By: X-Team
January 1, 1970 4 min read
Most mornings in Huntsville, Alabama, Randy Anderson starts his workday the same way: a pour-over coffee, breakfast with his 16-month-old daughter and a calendar already blocked out with exactly what he plans to build.
Anderson is a WordPress developer at X-Team, and the structure he imposes on his days — deliberate, chunked, flexible — mirrors the philosophy he brings to his code. In this story, he explains how he shapes a productive remote workday around a young family, why WordPress is more powerful than its reputation suggests and what two hard-won lessons about refactoring changed the way he works.
Anderson typically sits down to work around 8 a.m. His task list is already set from the night before, his Slack notifications checked and his first coding block underway. He works for three to four hours, then breaks for lunch — and sometimes a trip to a nearby pumpkin patch the family bought season passes to, where his daughter can take in the slides, trampolines and petting zoo.
Back at his desk by 2:30 or 3 p.m., he works again until 5:30 or 6. After dinner and family time, he returns to the computer around 8 p.m. to close out the day's tasks and write up his X-Team journal — a daily work log that tracks what he shipped and what comes next.
The rhythm is intentional. "Because my family is so young, I love the flexibility that I have working with X-Team," he says. "I can take the time I need to help or just spend time with my daughter, and then work on my project later that night to make sure I'm on schedule with my tasks."
Anderson's current project captures how well the model works in practice: he's migrating a client's existing site to a custom WordPress theme that gives the company's marketing consultant full control over content changes — changes that previously required pulling a developer away from client work every time a page needed an update.
Ask most developers about WordPress and you'll get a skeptical look. Anderson is used to it.
"I love working with WordPress, and I know that makes a lot of developers a little queasy," he says. His case for it is simple: no other content management system scales as gracefully across such different kinds of projects. "You can scale it up or down in complexity according to a client's needed," he says. He has built employee time-tracking and invoicing systems in WordPress, and he has built four-page brochure sites for a roofing company in the same platform.

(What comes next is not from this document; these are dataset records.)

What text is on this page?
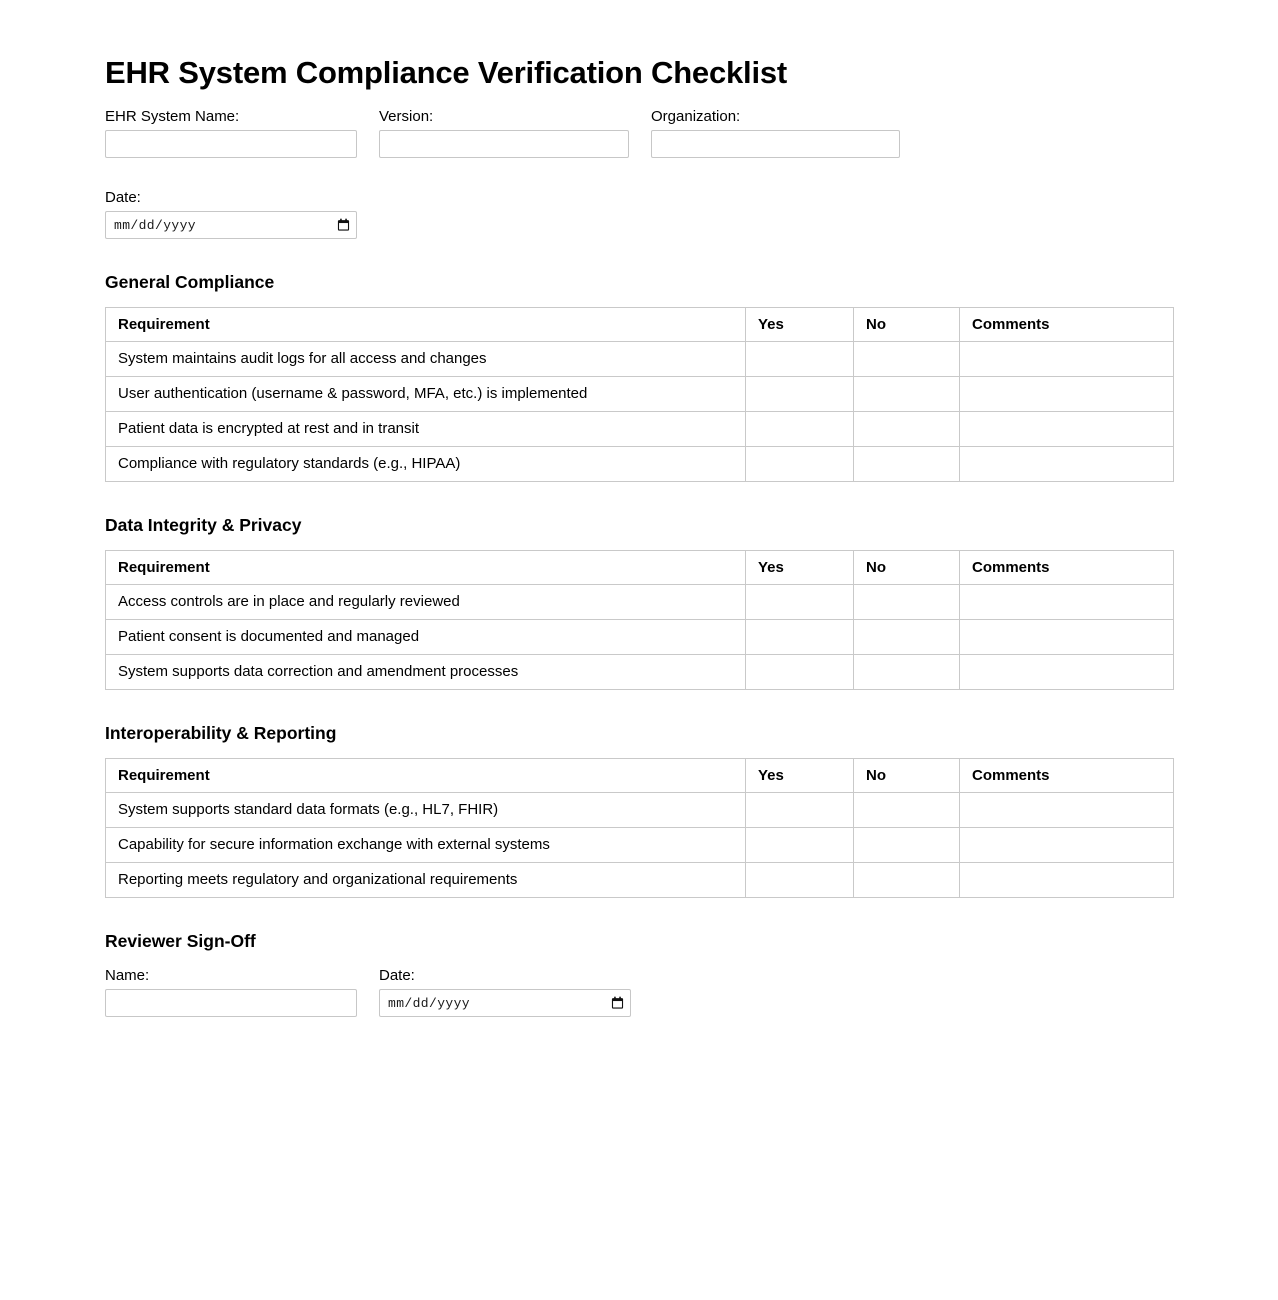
EHR System Compliance Verification Checklist
EHR System Name:
	Version:
	Organization:
Date:
mm/dd/yyyy
General Compliance
Requirement	Yes	No	Comments
System maintains audit logs for all access and changes			
User authentication (username & password, MFA, etc.) is implemented			
Patient data is encrypted at rest and in transit			
Compliance with regulatory standards (e.g., HIPAA)			
Data Integrity & Privacy
Requirement	Yes	No	Comments
Access controls are in place and regularly reviewed			
Patient consent is documented and managed			
System supports data correction and amendment processes			
Interoperability & Reporting
Requirement	Yes	No	Comments
System supports standard data formats (e.g., HL7, FHIR)			
Capability for secure information exchange with external systems			
Reporting meets regulatory and organizational requirements			
Reviewer Sign-Off
Name:
	Date:
mm/dd/yyyy
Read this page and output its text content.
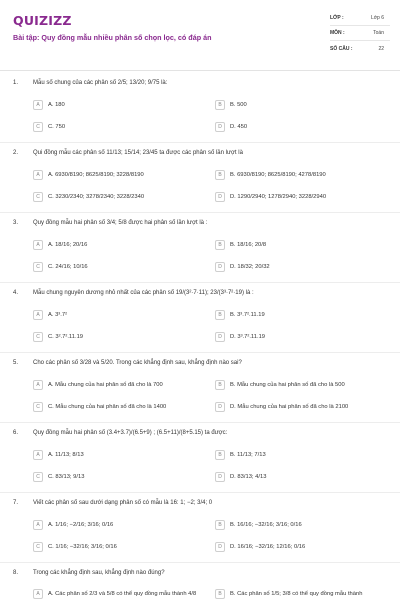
QUIZIZZ
Bài tập: Quy đồng mẫu nhiều phân số chọn lọc, có đáp án
LỚP :	Lớp 6
MÔN :	Toán
SỐ CÂU :	22
1. Mẫu số chung của các phân số 2/5; 13/20; 9/75 là:
A	A. 180	B	B. 500
C	C. 750	D	D. 450
2. Qui đồng mẫu các phân số 11/13; 15/14; 23/45 ta được các phân số lần lượt là
A	A. 6930/8190; 8625/8190; 3228/8190	B	B. 6930/8190; 8625/8190; 4278/8190
C	C. 3230/2340; 3278/2340; 3228/2340	D	D. 1290/2940; 1278/2940; 3228/2940
3. Quy đồng mẫu hai phân số 3/4; 5/8 được hai phân số lần lượt là :
A	A. 18/16; 20/16	B	B. 18/16; 20/8
C	C. 24/16; 10/16	D	D. 18/32; 20/32
4. Mẫu chung nguyên dương nhỏ nhất của các phân số 19/(3²·7·11); 23/(3³·7²·19) là :
A	A. 3³.7²	B	B. 3³.7².11.19
C	C. 3².7².11.19	D	D. 3³.7².11.19
5. Cho các phân số 3/28 và 5/20. Trong các khẳng định sau, khẳng định nào sai?
A	A. Mẫu chung của hai phân số đã cho là 700	B	B. Mẫu chung của hai phân số đã cho là 500
C	C. Mẫu chung của hai phân số đã cho là 1400	D	D. Mẫu chung của hai phân số đã cho là 2100
6. Quy đồng mẫu hai phân số (3.4+3.7)/(6.5+9) ; (6.5+11)/(8+5.15) ta được:
A	A. 11/13; 8/13	B	B. 11/13; 7/13
C	C. 83/13; 9/13	D	D. 83/13; 4/13
7. Viết các phân số sau dưới dạng phân số có mẫu là 16: 1; −2; 3/4; 0
A	A. 1/16; −2/16; 3/16; 0/16	B	B. 16/16; −32/16; 3/16; 0/16
C	C. 1/16; −32/16; 3/16; 0/16	D	D. 16/16; −32/16; 12/16; 0/16
8. Trong các khẳng định sau, khẳng định nào đúng?
A	A. Các phân số 2/3 và 5/8 có thể quy đồng mẫu thành 4/8	B	B. Các phân số 1/5; 3/8 có thể quy đồng mẫu thành
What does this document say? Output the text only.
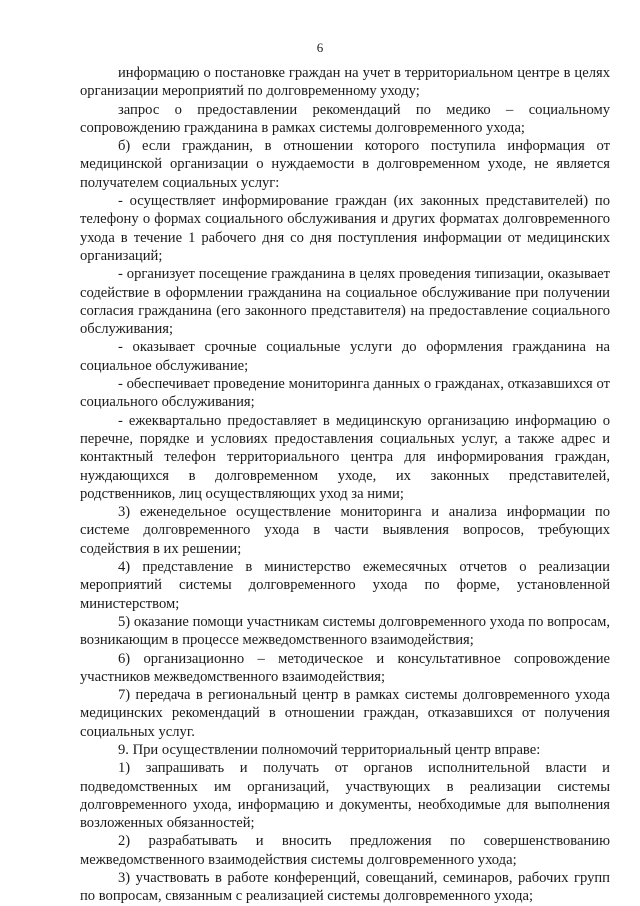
6

информацию о постановке граждан на учет в территориальном центре в целях организации мероприятий по долговременному уходу;

запрос о предоставлении рекомендаций по медико – социальному сопровождению гражданина в рамках системы долговременного ухода;

б) если гражданин, в отношении которого поступила информация от медицинской организации о нуждаемости в долговременном уходе, не является получателем социальных услуг:

- осуществляет информирование граждан (их законных представителей) по телефону о формах социального обслуживания и других форматах долговременного ухода в течение 1 рабочего дня со дня поступления информации от медицинских организаций;

- организует посещение гражданина в целях проведения типизации, оказывает содействие в оформлении гражданина на социальное обслуживание при получении согласия гражданина (его законного представителя) на предоставление социального обслуживания;

- оказывает срочные социальные услуги до оформления гражданина на социальное обслуживание;

- обеспечивает проведение мониторинга данных о гражданах, отказавшихся от социального обслуживания;

- ежеквартально предоставляет в медицинскую организацию информацию о перечне, порядке и условиях предоставления социальных услуг, а также адрес и контактный телефон территориального центра для информирования граждан, нуждающихся в долговременном уходе, их законных представителей, родственников, лиц осуществляющих уход за ними;

3) еженедельное осуществление мониторинга и анализа информации по системе долговременного ухода в части выявления вопросов, требующих содействия в их решении;

4) представление в министерство ежемесячных отчетов о реализации мероприятий системы долговременного ухода по форме, установленной министерством;

5) оказание помощи участникам системы долговременного ухода по вопросам, возникающим в процессе межведомственного взаимодействия;

6) организационно – методическое и консультативное сопровождение участников межведомственного взаимодействия;

7) передача в региональный центр в рамках системы долговременного ухода медицинских рекомендаций в отношении граждан, отказавшихся от получения социальных услуг.

9. При осуществлении полномочий территориальный центр вправе:

1) запрашивать и получать от органов исполнительной власти и подведомственных им организаций, участвующих в реализации системы долговременного ухода, информацию и документы, необходимые для выполнения возложенных обязанностей;

2) разрабатывать и вносить предложения по совершенствованию межведомственного взаимодействия системы долговременного ухода;

3) участвовать в работе конференций, совещаний, семинаров, рабочих групп по вопросам, связанным с реализацией системы долговременного ухода;
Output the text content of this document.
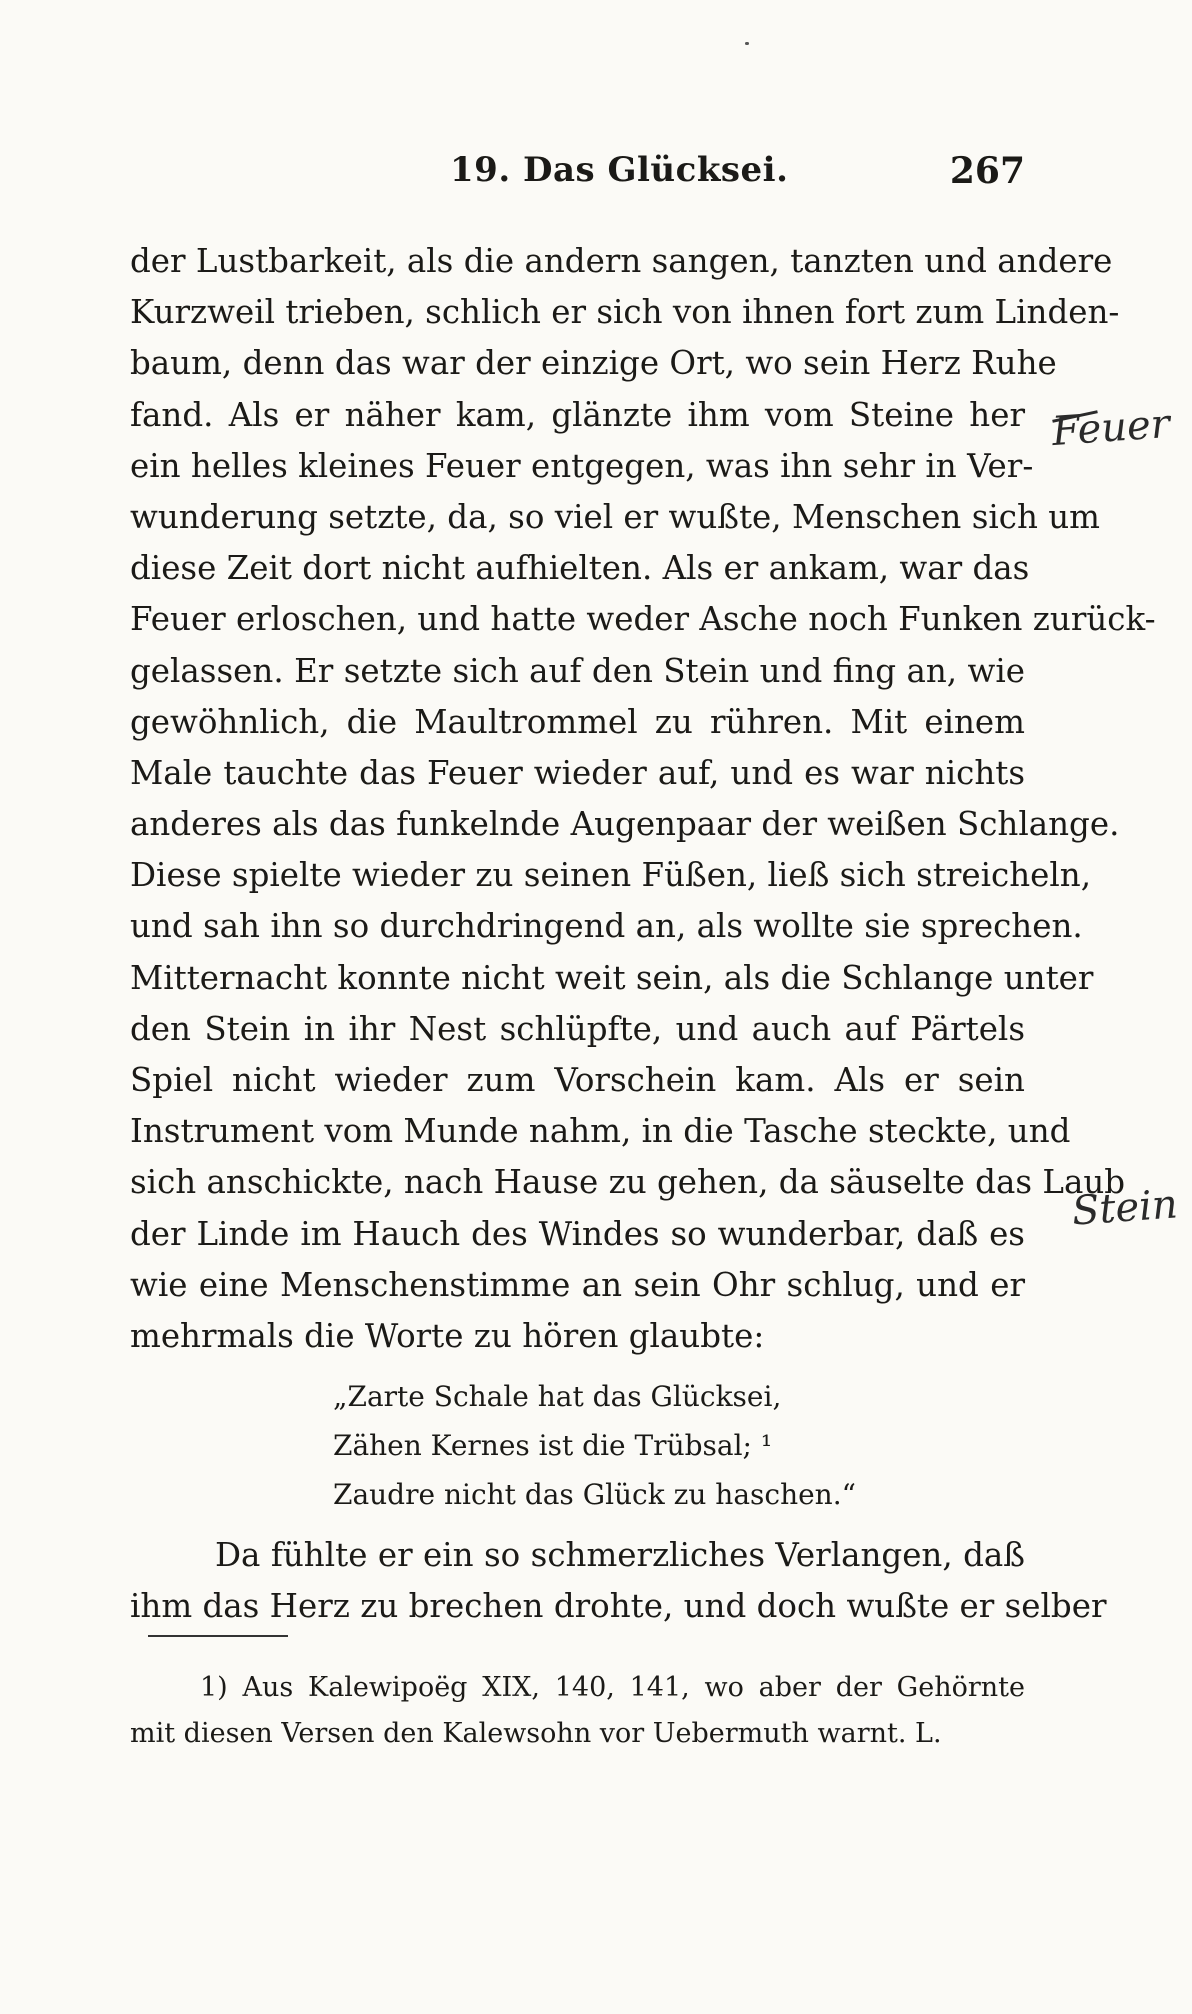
19. Das Glücksei.	267
der Lustbarkeit, als die andern sangen, tanzten und andere
Kurzweil trieben, schlich er sich von ihnen fort zum Linden-
baum, denn das war der einzige Ort, wo sein Herz Ruhe
fand. Als er näher kam, glänzte ihm vom Steine her
ein helles kleines Feuer entgegen, was ihn sehr in Ver-
wunderung setzte, da, so viel er wußte, Menschen sich um
diese Zeit dort nicht aufhielten. Als er ankam, war das
Feuer erloschen, und hatte weder Asche noch Funken zurück-
gelassen. Er setzte sich auf den Stein und fing an, wie
gewöhnlich, die Maultrommel zu rühren. Mit einem
Male tauchte das Feuer wieder auf, und es war nichts
anderes als das funkelnde Augenpaar der weißen Schlange.
Diese spielte wieder zu seinen Füßen, ließ sich streicheln,
und sah ihn so durchdringend an, als wollte sie sprechen.
Mitternacht konnte nicht weit sein, als die Schlange unter
den Stein in ihr Nest schlüpfte, und auch auf Pärtels
Spiel nicht wieder zum Vorschein kam. Als er sein
Instrument vom Munde nahm, in die Tasche steckte, und
sich anschickte, nach Hause zu gehen, da säuselte das Laub
der Linde im Hauch des Windes so wunderbar, daß es
wie eine Menschenstimme an sein Ohr schlug, und er
mehrmals die Worte zu hören glaubte:
„Zarte Schale hat das Glücksei,
Zähen Kernes ist die Trübsal; ¹
Zaudre nicht das Glück zu haschen.“
Da fühlte er ein so schmerzliches Verlangen, daß
ihm das Herz zu brechen drohte, und doch wußte er selber
1) Aus Kalewipoëg XIX, 140, 141, wo aber der Gehörnte
mit diesen Versen den Kalewsohn vor Uebermuth warnt. L.
Feuer
Stein
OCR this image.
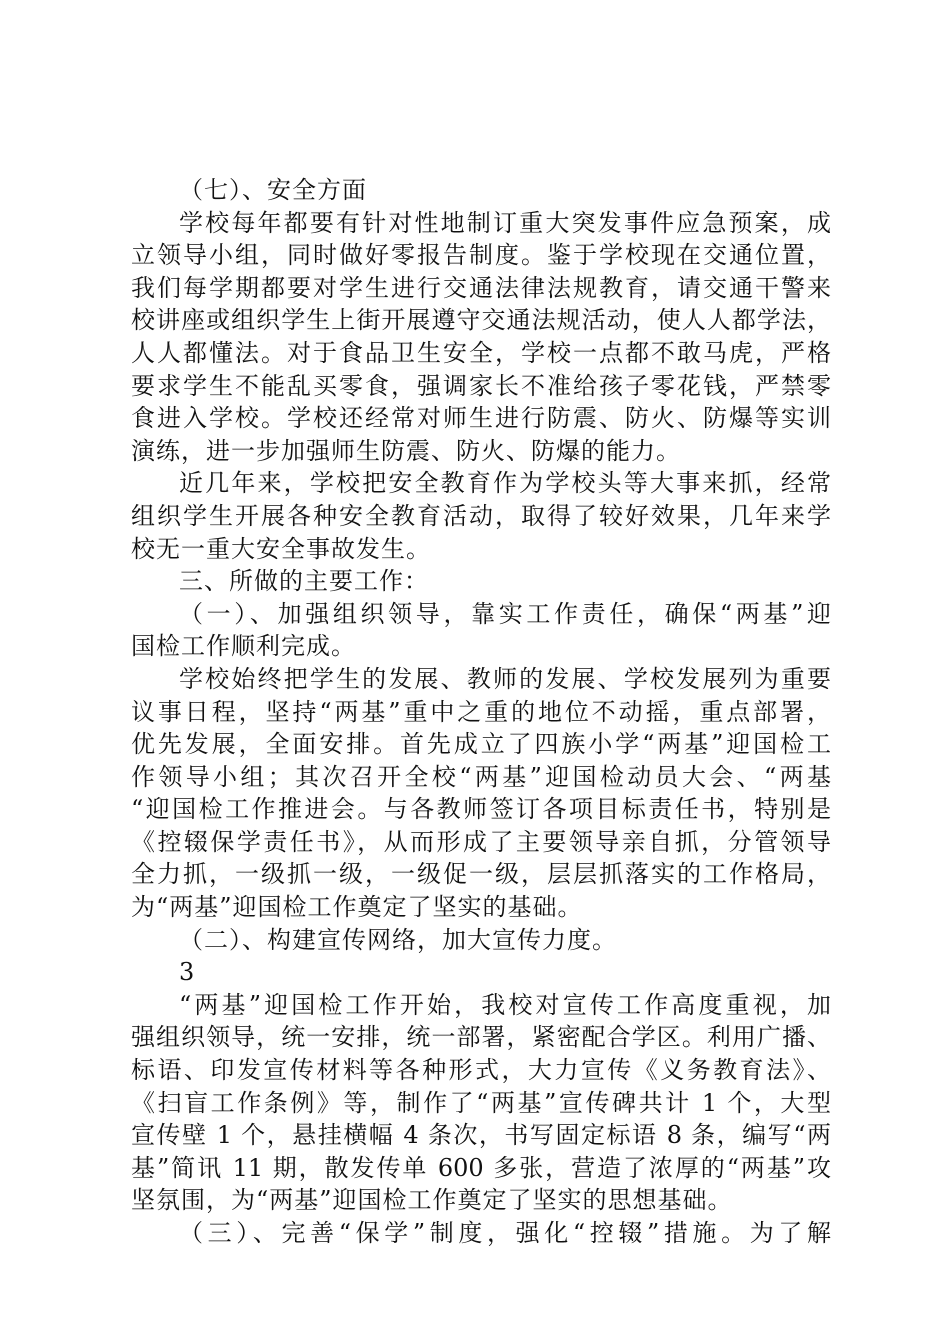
（七）、安全方面
学校每年都要有针对性地制订重大突发事件应急预案，成
立领导小组，同时做好零报告制度。鉴于学校现在交通位置，
我们每学期都要对学生进行交通法律法规教育，请交通干警来
校讲座或组织学生上街开展遵守交通法规活动，使人人都学法，
人人都懂法。对于食品卫生安全，学校一点都不敢马虎，严格
要求学生不能乱买零食，强调家长不准给孩子零花钱，严禁零
食进入学校。学校还经常对师生进行防震、防火、防爆等实训
演练，进一步加强师生防震、防火、防爆的能力。
近几年来，学校把安全教育作为学校头等大事来抓，经常
组织学生开展各种安全教育活动，取得了较好效果，几年来学
校无一重大安全事故发生。
三、所做的主要工作：
（一）、加强组织领导，靠实工作责任，确保“两基”迎
国检工作顺利完成。
学校始终把学生的发展、教师的发展、学校发展列为重要
议事日程，坚持“两基”重中之重的地位不动摇，重点部署，
优先发展，全面安排。首先成立了四族小学“两基”迎国检工
作领导小组；其次召开全校“两基”迎国检动员大会、“两基
“迎国检工作推进会。与各教师签订各项目标责任书，特别是
《控辍保学责任书》，从而形成了主要领导亲自抓，分管领导
全力抓，一级抓一级，一级促一级，层层抓落实的工作格局，
为“两基”迎国检工作奠定了坚实的基础。
（二）、构建宣传网络，加大宣传力度。
3
“两基”迎国检工作开始，我校对宣传工作高度重视，加
强组织领导，统一安排，统一部署，紧密配合学区。利用广播、
标语、印发宣传材料等各种形式，大力宣传《义务教育法》、
《扫盲工作条例》等，制作了“两基”宣传碑共计 1 个，大型
宣传壁 1 个，悬挂横幅 4 条次，书写固定标语 8 条，编写“两
基”简讯 11 期，散发传单 600 多张，营造了浓厚的“两基”攻
坚氛围，为“两基”迎国检工作奠定了坚实的思想基础。
（三）、完善“保学”制度，强化“控辍”措施。为了解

Yes, the underlying technologies — PHP, MySQL, HTML, CSS and JavaScript — carry years of backward-compatibility decisions. But Anderson points to where the platform has moved. The Gutenberg editor lets developers build React-based content blocks for clients. WP-CLI brings command-line admin tools to WordPress. And the Roots team is reworking folder structure, improving common workflows, increasing security and managing plugin files with Composer.
Anderson is watching where the platform goes next and remains optimistic. WordPress is the most-used content management system on the web, and the developers maintaining its core, he says, are working to improve the system without breaking what made earlier versions worth using.
Last April, Anderson ran into one of the harder debugging sessions of the year. He was using a WordPress plugin called Ninja Tables — which lets developers write custom MySQL queries to pull data directly from the database — and the query he needed to write was genuinely difficult. "I needed to grab very specific posts that were attached to very specific metadata," he recalls.
He was working alongside a developer with 20 years of PHP and MySQL experience. She was stumped too.
By day two, Anderson recognized the pattern: he was so close to the problem that his own partial progress might be obscuring a better solution. "I remember wanting to take a step back and make sure that the progress I thought I'd made on the query wasn't what was holding me back from the true solution, which might be found a different way." he says. He spent that day brushing up on his raw query-writing skills before returning to the problem with both approaches running in parallel. Multiple LEFT JOINs, WHERE clauses with MySQL functions and a lot of trial and error later, he retrieved the data he needed.
The episode sharpened two lessons he carries into every project now. The first came from a programmer he worked with at his initial X-Team client — someone who could find the common thread between seemingly unrelated classes, abstract them and make the whole codebase easier to reason about. "She taught me to always view code not as it is now, but as it might need to be in the future," Anderson says. "If it might be reused one day in the far future, let's make it easy and reusable now!"
The second lesson cuts the other way: you can spend too long chasing perfect. Sometimes the right move is to write working, organized code and ship. The balance, Anderson says, comes down to time and task management — blocking out your work before you start, building in a margin for bugs and knowing exactly how long you can afford to polish before you have to move on.
It's the same logic that keeps his days running: a clear plan, a little room for the unexpected and enough discipline to close the laptop when it's time.